La protección de la riqueza humana y cultural debería ser una prioridad, según los compromisos internacionales que se han adoptado en materia de derechos de los pueblos indígenas, de los Objetivos De Desarrollo Sostenible e, incluso, de política ambiental. En las cumbres climáticas, Colombia se ha destacado por abanderar el discurso de la adaptación y mitigación frente al cambio climático en los territorios más vulnerables y desiguales. Incluso, la participación del país ha sido muy activa en la búsqueda de fondos para financiar proyectos de este tipo. Sin embargo, eso no muestra una correspondencia con los planes de riesgo y atención a emergencias para ecosistemas frágiles, como el Archipiélago.

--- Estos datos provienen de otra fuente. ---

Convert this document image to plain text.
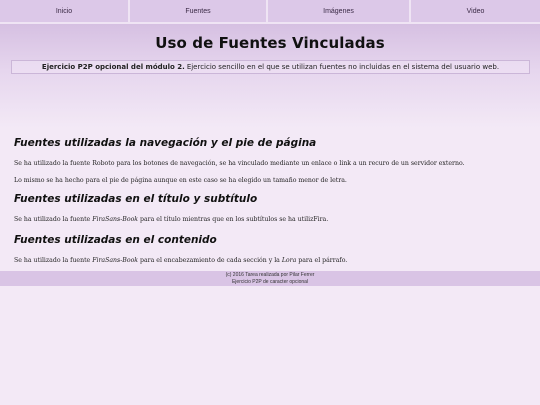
Inicio	Fuentes	Imágenes	Video
Uso de Fuentes Vinculadas
Ejercicio P2P opcional del módulo 2. Ejercicio sencillo en el que se utilizan fuentes no incluidas en el sistema del usuario web.
Fuentes utilizadas la navegación y el pie de página

Se ha utilizado la fuente Roboto para los botones de navegación, se ha vinculado mediante un enlace o link a un recuro de un servidor externo.

Lo mismo se ha hecho para el pie de página aunque en este caso se ha elegido un tamaño menor de letra.

Fuentes utilizadas en el título y subtítulo

Se ha utilizado la fuente FiraSans-Book para el título mientras que en los subtítulos se ha utilizFira.

Fuentes utilizadas en el contenido

Se ha utilizado la fuente FiraSans-Book para el encabezamiento de cada sección y la Lora para el párrafo.

(c) 2016 Tarea realizada por Pilar Ferrer
Ejercicio P2P de caracter opcional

La ausencia de albergues, de suministros médicos, de planes de evacuación, entre otros aspectos, revela que los discursos son vacíos cuando no hay acciones concretas para los riesgos reales. Si en la normalidad no hay condiciones suficientes, en la emergencia estas carencias se agudizan. Esta puede ser una oportunidad para superar el colonialismo que ha caracterizado la visión de Bogotá frente a la región insular; pero falta ver cómo se gestionará la reconstrucción de las islas, la manera en que se construirán las nuevas viviendas y el grado de participación que tendrán los ciudadanos, y sobre todo el pueblo raizal, en dicho proceso.
Referencias bibliográficas
Mosquera, Tomás. (1849). Memorias del Ministerio del interior y lo exterior al Congreso de la Republica de 1849. Bogotá: Imprenta Nacional.